The presentation was scheduled to start at 2:30p.m, but you wouldn’t have known that from the crowd assembled in the holding area when I arrived at 2:20. Normally tardy editors were in line waiting, snaked around the length of the tent to get what I guessed would be only a very quick glimpse of the latest L.A.M.B. collection and hopefully a look at the chanteuse cum fashion designer herself. [Ms. Stefani was not there, sigh.]
I wiggled to the front of the 4-deep crowd huddled around the models posing on the white blocks, to scan the 23 looks. There was herringbone plaid, a leather moto jacket, some fun Ikat prints and quite a bit of Noir Jewelry; in short, no huge deviations from the brand’s DNA. Just an hour earlier at lunch with Scott French and Meredith Garcia of The Fashion List at Pain Quotidian, we all agreed that the best designers like writers find their voice and stick with it. Their customers appreciate this; can count on them to deliver the goods. Make no mistake – consistency is not boring, it is an asset.
A few months ago, a stroll on the floor at Nordstrom’s Westchester Mall verified this. Marc Jacobs Mark by Marc and L.A.M.B. stood out, because they didn’t need any store signage to identify them. That odd but adorable tweak like a teeny tiny print on a puff sleeve blouse- must be Marc. Black and white herringbone jackets and red accents?
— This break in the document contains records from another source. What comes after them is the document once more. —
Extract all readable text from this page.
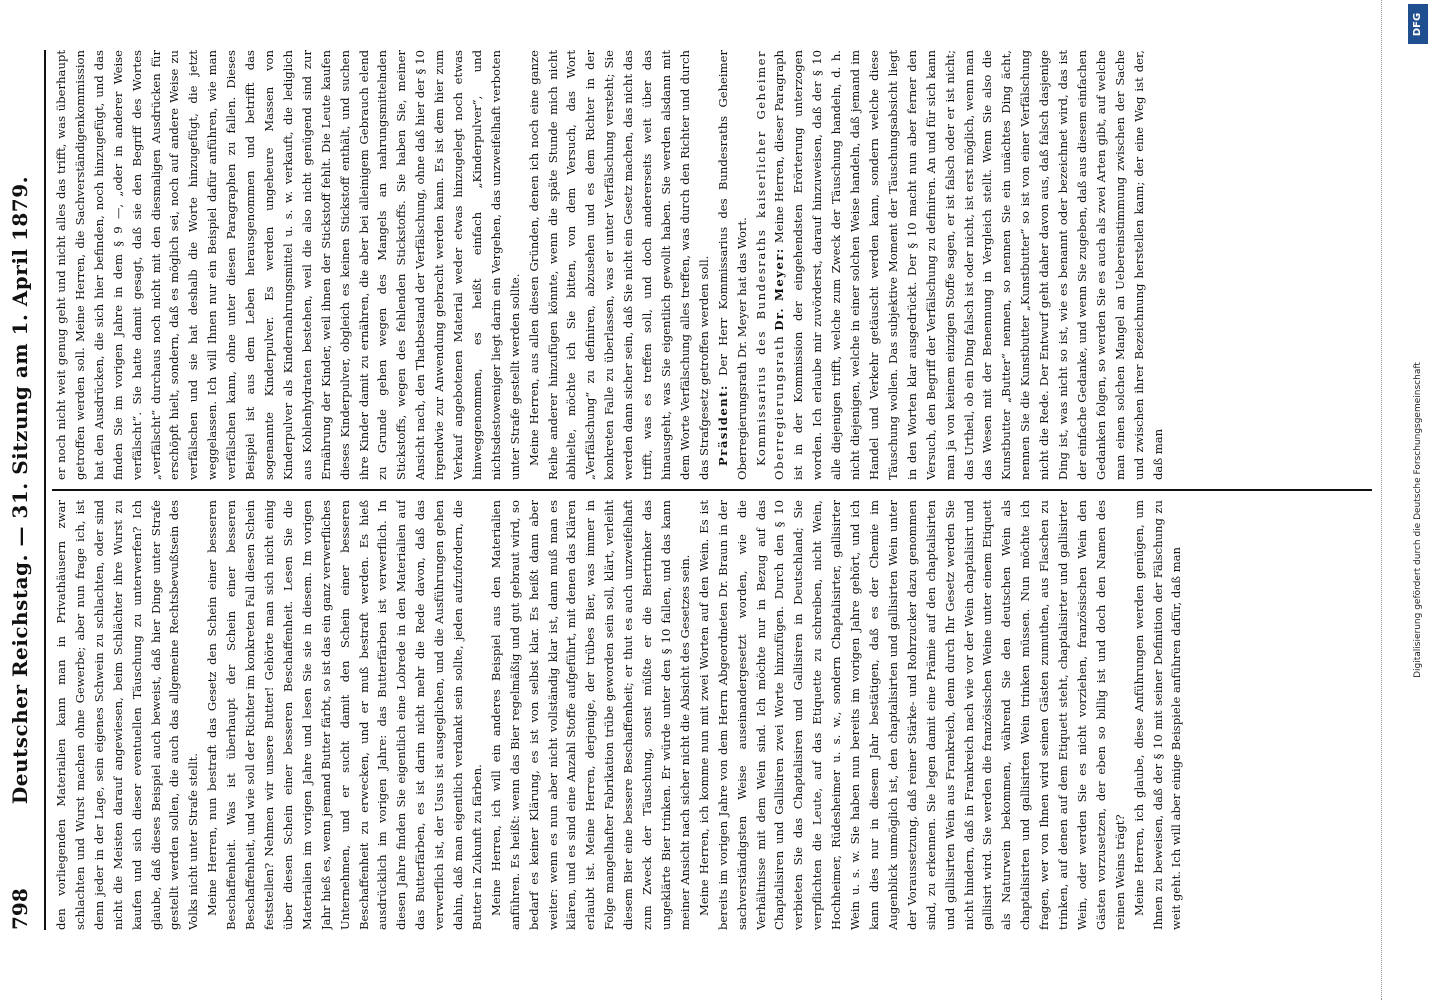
798
Deutscher Reichstag. — 31. Sitzung am 1. April 1879. den vorliegenden Materialien kann man in Privathäusern zwar schlachten und Wurst machen ohne Gewerbe; aber nun frage ich, ist denn jeder in der Lage, sein eigenes Schwein zu schlachten, oder sind nicht die Meisten darauf angewiesen, beim Schlächter ihre Wurst zu kaufen und sich dieser eventuellen Täuschung zu unterwerfen? Ich glaube, daß dieses Beispiel auch beweist, daß hier Dinge unter Strafe gestellt werden sollen, die auch das allgemeine Rechtsbewußtsein des Volks nicht unter Strafe stellt. Meine Herren, nun bestraft das Gesetz den Schein einer besseren Beschaffenheit. Was ist überhaupt der Schein einer besseren Beschaffenheit, und wie soll der Richter im konkreten Fall diesen Schein feststellen? Nehmen wir unsere Butter! Gehörte man sich nicht einig über diesen Schein einer besseren Beschaffenheit. Lesen Sie die Materialien im vorigen Jahre und lesen Sie sie in diesem. Im vorigen Jahr hieß es, wenn jemand Butter färbt, so ist das ein ganz verwerfliches Unternehmen, und er sucht damit den Schein einer besseren Beschaffenheit zu erwecken, und er muß bestraft werden. Es hieß ausdrücklich im vorigen Jahre: das Butterfärben ist verwerflich. In diesen Jahre finden Sie eigentlich eine Lobrede in den Materialien auf das Butterfärben, es ist darin nicht mehr die Rede davon, daß das verwerflich ist, der Usus ist ausgeglichen, und die Ausführungen gehen dahin, daß man eigentlich verdankt sein sollte, jeden aufzufordern, die Butter in Zukunft zu färben. Meine Herren, ich will ein anderes Beispiel aus den Materialien anführen. Es heißt: wenn das Bier regelmäßig und gut gebraut wird, so bedarf es keiner Klärung, es ist von selbst klar. Es heißt dann aber weiter: wenn es nun aber nicht vollständig klar ist, dann muß man es klären, und es sind eine Anzahl Stoffe aufgeführt, mit denen das Klären erlaubt ist. Meine Herren, derjenige, der trübes Bier, was immer in Folge mangelhafter Fabrikation trübe geworden sein soll, klärt, verleiht diesem Bier eine bessere Beschaffenheit; er thut es auch unzweifelhaft zum Zweck der Täuschung, sonst müßte er die Biertrinker das ungeklärte Bier trinken. Er würde unter den § 10 fallen, und das kann meiner Ansicht nach sicher nicht die Absicht des Gesetzes sein. Meine Herren, ich komme nun mit zwei Worten auf den Wein. Es ist bereits im vorigen Jahre von dem Herrn Abgeordneten Dr. Braun in der sachverständigsten Weise auseinandergesetzt worden, wie die Verhältnisse mit dem Wein sind. Ich möchte nur in Bezug auf das Chaptalisiren und Gallisiren zwei Worte hinzufügen. Durch den § 10 verbieten Sie das Chaptalisiren und Gallisiren in Deutschland; Sie verpflichten die Leute, auf das Etiquette zu schreiben, nicht Wein, Hochheimer, Rüdesheimer u. s. w., sondern Chaptalisirter, gallisirter Wein u. s. w. Sie haben nun bereits im vorigen Jahre gehört, und ich kann dies nur in diesem Jahr bestätigen, daß es der Chemie im Augenblick unmöglich ist, den chaptalisirten und gallisirten Wein unter der Voraussetzung, daß reiner Stärke- und Rohrzucker dazu genommen sind, zu erkennen. Sie legen damit eine Prämie auf den chaptalisirten und gallisirten Wein aus Frankreich, denn durch Ihr Gesetz werden Sie nicht hindern, daß in Frankreich nach wie vor der Wein chaptalisirt und gallisirt wird. Sie werden die französischen Weine unter einem Etiquett als Naturwein bekommen, während Sie den deutschen Wein als chaptalisirten und gallisirten Wein trinken müssen. Nun möchte ich fragen, wer von Ihnen wird seinen Gästen zumuthen, aus Flaschen zu trinken, auf denen auf dem Etiquett steht, chaptalisirter und gallisirter Wein, oder werden Sie es nicht vorziehen, französischen Wein den Gästen vorzusetzen, der eben so billig ist und doch den Namen des reinen Weins trägt? Meine Herren, ich glaube, diese Anführungen werden genügen, um Ihnen zu beweisen, daß der § 10 mit seiner Definition der Fälschung zu weit geht. Ich will aber einige Beispiele anführen dafür, daß man

er noch nicht weit genug geht und nicht alles das trifft, was überhaupt getroffen werden soll. Meine Herren, die Sachverständigenkommission hat den Ausdrücken, die sich hier befinden, noch hinzugefügt, und das finden Sie im vorigen Jahre in dem § 9 —, „oder in anderer Weise verfälscht“. Sie hatte damit gesagt, daß sie den Begriff des Wortes „verfälscht“ durchaus noch nicht mit den diesmaligen Ausdrücken für erschöpft hielt, sondern, daß es möglich sei, noch auf andere Weise zu verfälschen und sie hat deshalb die Worte hinzugefügt, die jetzt weggelassen. Ich will Ihnen nur ein Beispiel dafür anführen, wie man verfälschen kann, ohne unter diesen Paragraphen zu fallen. Dieses Beispiel ist aus dem Leben herausgenommen und betrifft das sogenannte Kinderpulver. Es werden ungeheure Massen von Kinderpulver als Kindernahrungsmittel u. s. w. verkauft, die lediglich aus Kohlenhydraten bestehen, weil die also nicht genügend sind zur Ernährung der Kinder, weil ihnen der Stickstoff fehlt. Die Leute kaufen dieses Kinderpulver, obgleich es keinen Stickstoff enthält, und suchen ihre Kinder damit zu ernähren, die aber bei alleinigem Gebrauch elend zu Grunde gehen wegen des Mangels an nahrungsmittelnden Stickstoffs, wegen des fehlenden Stickstoffs. Sie haben Sie, meiner Ansicht nach, den Thatbestand der Verfälschung, ohne daß hier der § 10 irgendwie zur Anwendung gebracht werden kann. Es ist dem hier zum Verkauf angebotenen Material weder etwas hinzugelegt noch etwas hinweggenommen, es heißt einfach „Kinderpulver“, und nichtsdestoweniger liegt darin ein Vergehen, das unzweifelhaft verboten unter Strafe gestellt werden sollte. Meine Herren, aus allen diesen Gründen, denen ich noch eine ganze Reihe anderer hinzufügen könnte, wenn die späte Stunde mich nicht abhielte, möchte ich Sie bitten, von dem Versuch, das Wort „Verfälschung“ zu definiren, abzusehen und es dem Richter in der konkreten Falle zu überlassen, was er unter Verfälschung versteht; Sie werden dann sicher sein, daß Sie nicht ein Gesetz machen, das nicht das trifft, was es treffen soll, und doch andererseits weit über das hinausgeht, was Sie eigentlich gewollt haben. Sie werden alsdann mit dem Worte Verfälschung alles treffen, was durch den Richter und durch das Strafgesetz getroffen werden soll. Präsident: Der Herr Kommissarius des Bundesraths Geheimer Oberregierungsrath Dr. Meyer hat das Wort. Kommissarius des Bundesraths kaiserlicher Geheimer Oberregierungsrath Dr. Meyer: Meine Herren, dieser Paragraph ist in der Kommission der eingehendsten Erörterung unterzogen worden. Ich erlaube mir zuvörderst, darauf hinzuweisen, daß der § 10 alle diejenigen trifft, welche zum Zweck der Täuschung handeln, d. h. nicht diejenigen, welche in einer solchen Weise handeln, daß jemand im Handel und Verkehr getäuscht werden kann, sondern welche diese Täuschung wollen. Das subjektive Moment der Täuschungsabsicht liegt in den Worten klar ausgedrückt. Der § 10 macht nun aber ferner den Versuch, den Begriff der Verfälschung zu definiren. An und für sich kann man ja von keinem einzigen Stoffe sagen, er ist falsch oder er ist nicht; das Urtheil, ob ein Ding falsch ist oder nicht, ist erst möglich, wenn man das Wesen mit der Benennung in Vergleich stellt. Wenn Sie also die Kunstbutter „Butter“ nennen, so nennen Sie ein unächtes Ding ächt, nennen Sie die Kunstbutter „Kunstbutter“ so ist von einer Verfälschung nicht die Rede. Der Entwurf geht daher davon aus, daß falsch dasjenige Ding ist, was nicht so ist, wie es benannt oder bezeichnet wird, das ist der einfache Gedanke, und wenn Sie zugeben, daß aus diesem einfachen Gedanken folgen, so werden Sie es auch als zwei Arten gibt, auf welche man einen solchen Mangel an Uebereinstimmung zwischen der Sache und zwischen ihrer Bezeichnung herstellen kann; der eine Weg ist der, daß man

DFG
Digitalisierung gefördert durch die Deutsche Forschungsgemeinschaft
Must be L.A.M.B. – it was.
With all of this in the back of my mind, once finally, inside the Box, my first glimpse revealed black and white, this time as an Ikat print top worn with brown herringbone shorts accessorized with a skinny red belt, and towering platform sandals in black, red and cobalt – very Eighties!
The rock and roll portion of the brand was most apparent in the accessories, hair and makeup, namely a leather and gold shark tooth necklace heavily kohled eyes, straight black brows and a two- tone “Pebbles” from The Flintstones hairdo.
Many of the editors in the Tents were wearing this same up-do, minus the volume and two-tone.
Ms.Stefani hit the preppy trend square on with a v-front cream tennis sweater but unlike the one from your parents’ country club, this one is minus the unflattering bulk. The L.A.M.B sweater boasts fine knit gage stitching, which make it an ideal transition piece. These days, transition pieces are where it’s at. What could be better than playing a set of tennis, taking a shower, putting on the same sweater that you walked on the Courts with and getting-on with your day? There’s something for everyone here, and even one piece will up the fun quotient of your spring wardrobe.